For the above, there wasn't a problem, but when I'm processing a list of ids that may contain a few thousand ids, this process started taking a huge amount of time, and if done from a web request in flask, the thread would often be killed.

When I started poking around with why this was happening, the key area was

        [dec for dec in decs if dec.dec_id == ident],
        [hm for hm in metas if hm.dec_id == ident]

At some point during the combining of these (what I thought were) Python objects, at some point calling dec.dec_id and hm.dec_id, in the SQLAlchemy code, at best, we go into,

def __get__(self, instance, owner):
    if instance is None:
        return self

    dict_ = instance_dict(instance)
    if self._supports_population and self.key in dict_:
        return dict_[self.key]
    else:
        return self.impl.get(instance_state(instance), dict_)

Of InstrumentedAttribute in sqlalchemy/orm/attributes.py which seems to be very slow, but even worse than this, I've observed times when fields expired, and then we enter,

def get(self, state, dict_, passive=PASSIVE_OFF):
    """Retrieve a value from the given object.
    If a callable is assembled on this object's attribute, and
    passive is False, the callable will be executed and the
    resulting value will be set as the new value for this attribute.
    """
    if self.key in dict_:
        return dict_[self.key]
    else:
        # if history present, don't load
        key = self.key
        if key not in state.committed_state or \
                state.committed_state[key] is NEVER_SET:
            if not passive & CALLABLES_OK:
                return PASSIVE_NO_RESULT

            if key in state.expired_attributes:
                value = state._load_expired(state, passive)

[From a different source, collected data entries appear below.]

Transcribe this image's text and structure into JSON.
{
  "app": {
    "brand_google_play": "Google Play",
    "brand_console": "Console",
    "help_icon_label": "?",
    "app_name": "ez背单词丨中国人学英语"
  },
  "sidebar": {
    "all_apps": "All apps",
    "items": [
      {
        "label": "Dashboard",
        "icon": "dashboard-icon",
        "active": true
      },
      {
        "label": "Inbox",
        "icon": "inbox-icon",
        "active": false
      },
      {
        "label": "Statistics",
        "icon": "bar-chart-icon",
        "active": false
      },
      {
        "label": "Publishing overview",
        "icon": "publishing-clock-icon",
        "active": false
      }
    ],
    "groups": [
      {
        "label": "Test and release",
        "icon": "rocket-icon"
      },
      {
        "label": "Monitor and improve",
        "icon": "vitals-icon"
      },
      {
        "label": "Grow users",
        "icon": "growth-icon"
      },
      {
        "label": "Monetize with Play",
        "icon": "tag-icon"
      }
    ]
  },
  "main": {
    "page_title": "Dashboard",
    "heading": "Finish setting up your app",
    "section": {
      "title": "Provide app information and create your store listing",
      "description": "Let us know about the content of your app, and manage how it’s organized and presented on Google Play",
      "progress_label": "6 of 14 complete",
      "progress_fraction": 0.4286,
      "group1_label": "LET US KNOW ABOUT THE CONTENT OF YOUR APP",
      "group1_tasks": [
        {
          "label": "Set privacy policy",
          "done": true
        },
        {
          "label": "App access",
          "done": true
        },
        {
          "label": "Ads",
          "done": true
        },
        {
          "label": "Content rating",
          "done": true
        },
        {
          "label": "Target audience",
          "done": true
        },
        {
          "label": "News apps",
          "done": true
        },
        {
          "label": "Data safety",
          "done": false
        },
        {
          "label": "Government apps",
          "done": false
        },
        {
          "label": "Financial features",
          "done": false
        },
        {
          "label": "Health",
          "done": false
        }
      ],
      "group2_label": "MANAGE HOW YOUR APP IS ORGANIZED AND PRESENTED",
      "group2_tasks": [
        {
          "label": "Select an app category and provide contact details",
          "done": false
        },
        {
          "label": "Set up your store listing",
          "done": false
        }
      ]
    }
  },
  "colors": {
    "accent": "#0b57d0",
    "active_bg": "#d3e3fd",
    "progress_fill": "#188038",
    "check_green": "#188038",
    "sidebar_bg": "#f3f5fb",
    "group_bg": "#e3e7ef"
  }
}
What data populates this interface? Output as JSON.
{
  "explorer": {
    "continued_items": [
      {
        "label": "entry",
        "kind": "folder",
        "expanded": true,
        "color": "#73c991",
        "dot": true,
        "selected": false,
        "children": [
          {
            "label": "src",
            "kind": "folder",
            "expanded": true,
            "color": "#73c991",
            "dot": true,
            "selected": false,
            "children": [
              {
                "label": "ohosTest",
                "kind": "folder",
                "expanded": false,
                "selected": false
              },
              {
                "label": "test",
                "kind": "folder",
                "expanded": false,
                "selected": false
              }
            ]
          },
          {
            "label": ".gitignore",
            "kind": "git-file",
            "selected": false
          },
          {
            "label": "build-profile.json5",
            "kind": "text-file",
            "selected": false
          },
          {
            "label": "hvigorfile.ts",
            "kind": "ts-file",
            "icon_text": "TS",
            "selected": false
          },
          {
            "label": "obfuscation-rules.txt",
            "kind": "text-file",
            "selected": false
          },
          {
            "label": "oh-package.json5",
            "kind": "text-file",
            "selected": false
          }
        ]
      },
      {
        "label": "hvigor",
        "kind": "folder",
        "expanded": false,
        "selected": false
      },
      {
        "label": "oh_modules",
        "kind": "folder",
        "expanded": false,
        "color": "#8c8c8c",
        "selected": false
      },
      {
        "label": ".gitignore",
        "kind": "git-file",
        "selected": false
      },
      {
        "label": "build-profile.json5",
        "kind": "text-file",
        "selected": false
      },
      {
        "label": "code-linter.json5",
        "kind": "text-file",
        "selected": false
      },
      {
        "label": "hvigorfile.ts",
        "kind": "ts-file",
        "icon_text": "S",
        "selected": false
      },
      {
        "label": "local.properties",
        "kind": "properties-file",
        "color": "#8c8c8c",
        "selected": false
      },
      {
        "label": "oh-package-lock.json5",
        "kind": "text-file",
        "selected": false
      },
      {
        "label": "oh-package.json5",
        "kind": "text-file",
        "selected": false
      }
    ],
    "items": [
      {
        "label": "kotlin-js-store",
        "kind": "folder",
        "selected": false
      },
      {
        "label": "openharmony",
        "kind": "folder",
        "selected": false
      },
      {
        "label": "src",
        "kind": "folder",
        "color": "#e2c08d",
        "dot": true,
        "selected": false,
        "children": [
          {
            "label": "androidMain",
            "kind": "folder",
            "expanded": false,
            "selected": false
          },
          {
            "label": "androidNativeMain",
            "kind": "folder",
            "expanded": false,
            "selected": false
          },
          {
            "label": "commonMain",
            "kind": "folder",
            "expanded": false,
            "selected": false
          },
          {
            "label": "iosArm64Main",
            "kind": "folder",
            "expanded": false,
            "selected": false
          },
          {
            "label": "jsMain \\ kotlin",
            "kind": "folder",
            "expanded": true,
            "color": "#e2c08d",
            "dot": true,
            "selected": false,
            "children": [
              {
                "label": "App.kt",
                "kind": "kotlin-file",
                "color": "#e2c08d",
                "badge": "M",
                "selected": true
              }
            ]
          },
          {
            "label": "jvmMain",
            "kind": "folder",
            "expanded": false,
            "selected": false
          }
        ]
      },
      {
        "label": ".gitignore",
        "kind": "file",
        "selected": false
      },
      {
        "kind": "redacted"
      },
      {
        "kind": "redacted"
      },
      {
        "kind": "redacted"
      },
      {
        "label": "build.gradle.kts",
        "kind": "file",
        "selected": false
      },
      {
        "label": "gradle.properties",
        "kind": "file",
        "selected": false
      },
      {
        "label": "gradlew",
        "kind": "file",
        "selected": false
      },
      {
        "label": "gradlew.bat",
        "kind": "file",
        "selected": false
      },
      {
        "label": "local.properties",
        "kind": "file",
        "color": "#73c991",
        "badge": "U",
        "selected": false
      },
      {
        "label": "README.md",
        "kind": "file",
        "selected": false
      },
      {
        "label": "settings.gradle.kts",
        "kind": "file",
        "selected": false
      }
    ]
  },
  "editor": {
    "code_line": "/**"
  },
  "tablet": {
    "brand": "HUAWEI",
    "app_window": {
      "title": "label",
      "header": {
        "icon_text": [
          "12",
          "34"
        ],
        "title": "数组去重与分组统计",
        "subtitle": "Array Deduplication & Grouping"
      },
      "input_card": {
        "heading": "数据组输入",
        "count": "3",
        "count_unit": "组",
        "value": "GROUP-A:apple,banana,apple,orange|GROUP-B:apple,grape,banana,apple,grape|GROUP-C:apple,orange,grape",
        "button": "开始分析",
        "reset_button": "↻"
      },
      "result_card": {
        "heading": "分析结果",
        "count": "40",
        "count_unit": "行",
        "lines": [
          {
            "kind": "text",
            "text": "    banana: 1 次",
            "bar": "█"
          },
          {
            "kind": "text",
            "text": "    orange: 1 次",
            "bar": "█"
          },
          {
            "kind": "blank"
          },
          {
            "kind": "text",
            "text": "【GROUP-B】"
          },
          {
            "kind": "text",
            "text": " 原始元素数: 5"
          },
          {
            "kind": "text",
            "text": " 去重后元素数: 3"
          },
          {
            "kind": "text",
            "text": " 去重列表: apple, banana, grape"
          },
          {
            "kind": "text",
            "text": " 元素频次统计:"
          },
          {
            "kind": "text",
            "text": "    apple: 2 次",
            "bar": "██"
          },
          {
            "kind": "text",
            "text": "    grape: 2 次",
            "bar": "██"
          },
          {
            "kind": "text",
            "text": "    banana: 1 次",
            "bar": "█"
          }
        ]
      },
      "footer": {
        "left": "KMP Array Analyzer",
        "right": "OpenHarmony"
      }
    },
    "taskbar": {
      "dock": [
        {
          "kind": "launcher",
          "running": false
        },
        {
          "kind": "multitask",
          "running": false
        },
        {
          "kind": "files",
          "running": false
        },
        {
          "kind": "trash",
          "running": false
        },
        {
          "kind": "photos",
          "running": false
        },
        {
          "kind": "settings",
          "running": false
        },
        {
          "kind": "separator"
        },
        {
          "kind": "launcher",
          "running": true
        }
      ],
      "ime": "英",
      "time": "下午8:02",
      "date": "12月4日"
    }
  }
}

Of AttributeImpl in the same file. Horrible issue here is that state._load_expired re-runs the SQL Query completely. So in a situation like this, with a big list of idents, we end up running thousands of "small" SQL queries to the database, where I think we should have only been running two "large" ones at the top.

Now, I've gotten around the expired issue by how I initialise the database for flask with session-options, changing

app = Flask(__name__)
CsrfProtect(app)
db = SQLAlchemy(app)

to

app = Flask(__name__)
CsrfProtect(app)
db = SQLAlchemy(
    app,
    session_options=dict(autoflush=False, autocommit=False, expire_on_commit=False))

This has definitely improved the above situation for when a rows fields just seemed to expire seemingly (from my observations) at random, but the "normal" slowness of accessing items to SQLAlchemy is still an issue for what we're currently running.

Is there any way with SQLAlchemy, to get a "real" Python object returned from a query, instead of a proxied one like it is now, so it isn't being affected by this?

1
I'm somewhat willing to bet that your "randomness" is related to committing, since with the default configuration objects in session are expired on commit. You've already turned the knob to disable that. Usually when performance becomes an issue it is related to using the wrong tool for the job. The ORM is for handling complex object graphs and persisting those to a relational DB. Tracking attribute changes is a crucial part. See docs.sqlalchemy.org/en/latest/faq/…. It is ill suited for large bulk operations. - Ilja Everilä
It'd be interesting to see actual profiling results of the overhead produced by attribute instrumentation in your case. Also looking at your queries and Python code it seems you're pretty much doing a grouping in Python. Depending on your DB in use you could perhaps move that to SQL and receive results as id, list-of-objects pairs. If this is impossible due to your DB, you could speed your grouping up quite a bit. Now you're filtering the lists time after time for each ident. Instead group the results once to a lookup, and then produce the combined list. - Ilja Everilä
And finally if you want "plain" python data as a result, you can fall back to using SQLAlchemy Core. Could you btw. share what DB you are using? - Ilja Everilä
Thanks for the comments @IljaEverilä, I'm using a MySQL instance in Amazon's Relational Database Service. - seaders
Are you also missing a call to Query.all() in your example only, or also in your real code? As you have it now you're repeatedly iterating over a query objects decs and metas, which perform their queries again and again each time. - Ilja Everilä

1 Answers

5
votes

Your randomness is probably related to either explicitly committing or rolling back at an inconvenient time, or due to auto-commit of some kind. In its default configuration SQLAlchemy session expires all ORM-managed state when a transaction ends. This is usually a good thing, since when a transaction ends you've no idea what the current state of the DB is. This can be disabled, as you've done with expire_on_commit=False.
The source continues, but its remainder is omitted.